As part of a state initiative, Memorial Medical Center will begin offering breastfeeding classes free to the public this month.
MMC recently earned the distinction of being a Texas Ten Step hospital from the Texas Department of State Health Services. In collaboration with other agencies in the state, the Texas Ten Step program is part of an initiative to increase breastfeeding among new mothers, said Donn Stringo, director of inpatient services at MMC.
"Texas Ten Step is an initiative by the state, by DSHS, and WIC (Women, Infants, and Children) jointly to increase breastfeeding rates among the population," Stringo said. "It's a huge savings for the state in WIC funds if they can get more moms breastfeeding over formula. Plus, it's so much better for the babies. There are just so many advantages. It's amazing."
The designation, according to Stringo, is a step toward improving the health of newborns and infants in Calhoun County.
"It's a big step. We took it really seriously this time. I think the first time it was just about getting the designation. Now, we're really trying to put the might behind it to follow up and our physicians are absolutely in support of it," Stringo said.
"The hospital had become Texas Ten Step three years ago, and we were going through the realignment and re-designation process, which has taken us most of the year," Stringo added. "A lot of the policies have changed even more. They've gotten stricter. We don't give breastfeeding moms formula bags and formula. We do everything to support their breastfeeding efforts. We don't feed their babies formula without their permission. That used to be common practice.
That's what we were told to do and a lot of physicians still want you to do that."
To become a Texas Ten Step hospital, there were 10 benchmarks MMC had to meet. Those include having a written breastfeeding policy that is routinely communicated with healthcare staff and associated trainings as well as informing pregnant women of breastfeeding benefits, helping new mothers with breast feeding within an hour of birth, showing mothers how to maintain lactation when separated from infant and practicing rooming after birth.
"It's a process you go through. You have to meet their guidelines, the Texas ten steps. We had to change some policy that we had. We had to change to a rooming in policy with moms where babies are routinely in the rooms with moms, not in the nursery," Stringo said. "We almost never have a baby in the nursery now unless they're going to be transferred out to another facility or mom is really sick. (Most) babies are in the room with mom all the time.
"We're skin to skin within the first 30 minutes of birth with baby on mom encouraging that bonding, and that also helps with milk letdown," she added. "The biggest thing was changing our policies. We were doing a lot of the stuff, but the policies didn't really reflect it. Now we can say, 'Yes our policy does reflect it. We're going to do this correctly."
The Texas Ten Step program is endorsed by the Texas Medical Association and is based on the World Health Organization (WHO) and United Nations Children's Fund's (UNICEF) Ten Steps to Successful Breastfeeding program. Stringo said breastfeeding initiation has increased at MMC since the program's implementation.
"When I took this job in January, we were at about a 50 to 60 percent ratio of moms entering the hospital wanting to exclusively breastfeed who left exclusively breastfeeding, which was not good. Now, in the last six months, we've been at 100 percent, which is great. We're excited we've been able to do that," Stringo said.
The new guidelines have come from studies, Stringo said.

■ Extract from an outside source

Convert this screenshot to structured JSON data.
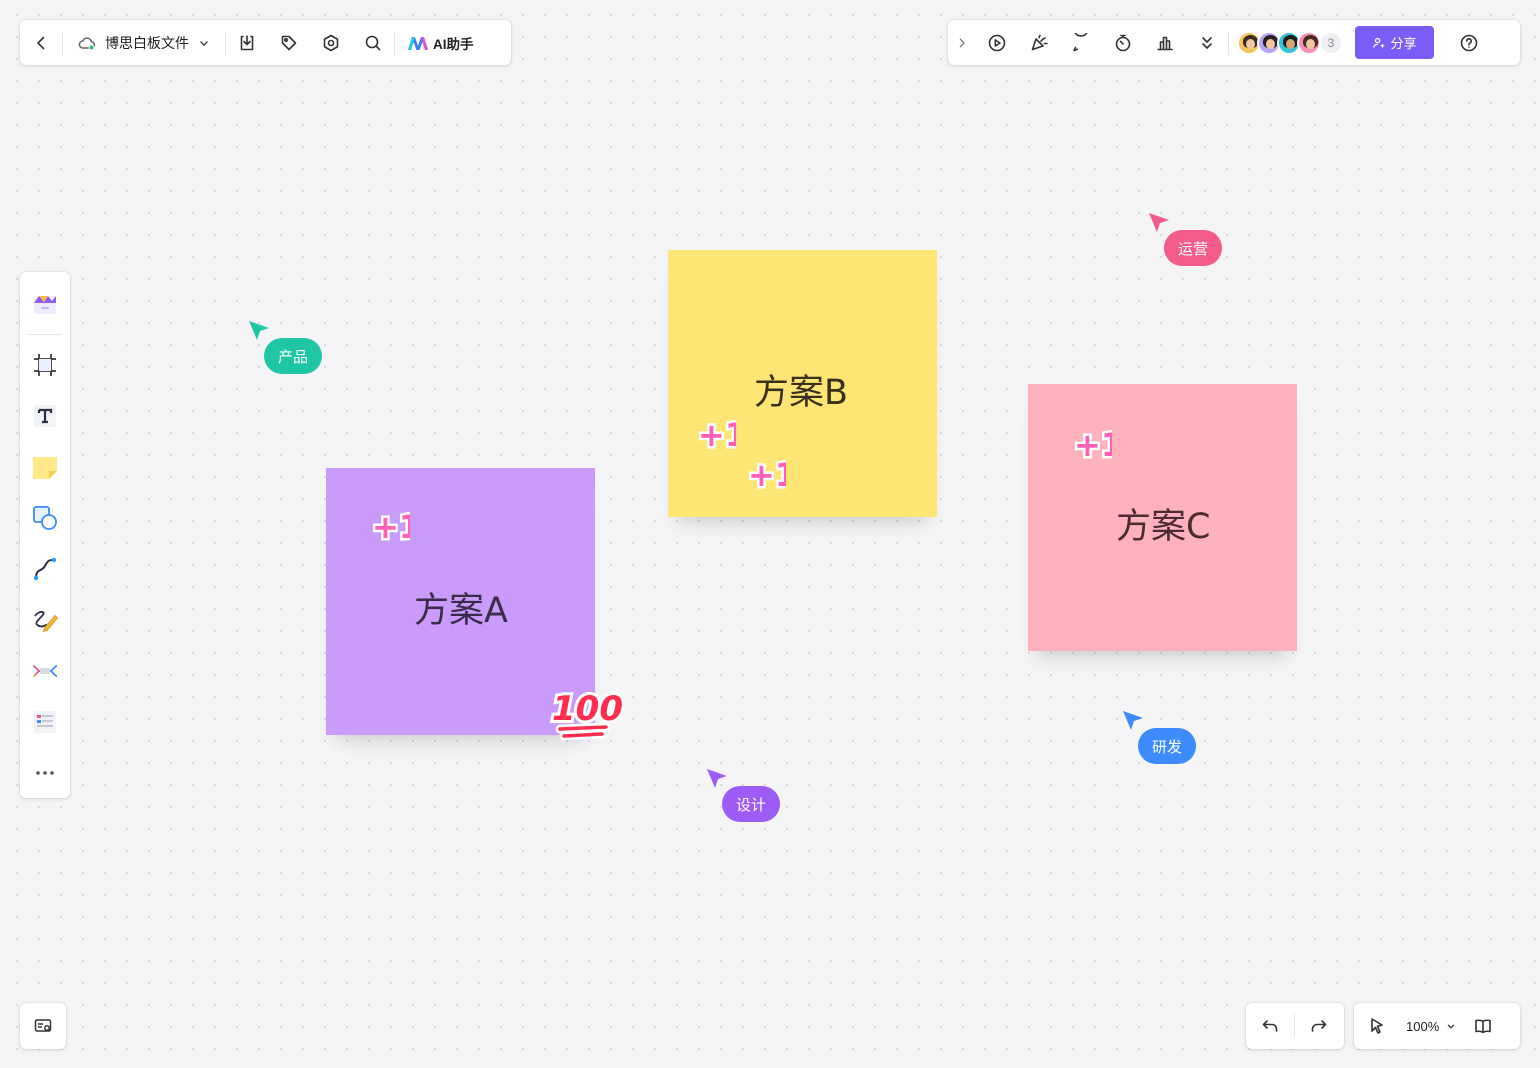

"Lots of things have changed in how they promote breastfeeding now. There was a time when if you were sick or your baby was sick, you didn't breastfeed, or if you smoked, you didn't breastfeed," she said. "They've changed so much of that now. The research just doesn't bear it out. Now they say if the baby is sick and the baby breastfeeds, your body makes antibodies against whatever the baby has, so not only are you increasing your protection, but you're helping to get the baby well faster."
Part of the new guidelines include increasing staff education on breastfeeding. Stringo said nurses at MMC have taken classes to learn how to help new mothers with breastfeeding.
"We're going to be sending some of our nurses to shadow the lactation consultants at Driscoll, which we haven't done in the past," she said. "We had done some classes and everyone had a little breastfeeding knowledge, but no one was so very into it. We actually have someone very seriously considering becoming a lactation consultant here in the county, which would be great."
"We've been able to do about five classes now with our staff to increase their breastfeeding education," she added.
Beginning Jan. 29, MMC will begin offering breastfeeding classes to those in need, which could be anyone, Stringo said.
"The class is open to anybody whether they're delivering here or not. It is a service to the community. Pregnant or not, if they just want more information we want them to get that information," she said. "I've been surprised how I've been able to help my own family."
"It's for moms or people assisting moms, like grandmothers. A lot of people don't have breastfeeding skills anymore.
They're gone. They've skipped a couple generations, and it's very hard to get back into it," she added.
The quartely classes will be taught by Laurie Beck, an international board certified lactation consultant from Driscoll Children's Hospital of Corpus Christi. The classes will be held in the third floor classroom from 10:30 a.m. until 12:30 p.m.
"It's basic breastfeeding techniques, problem solving ways to manage once you get home, things to expect when things get going, some good education about why breastfeeding is important," Stringo said.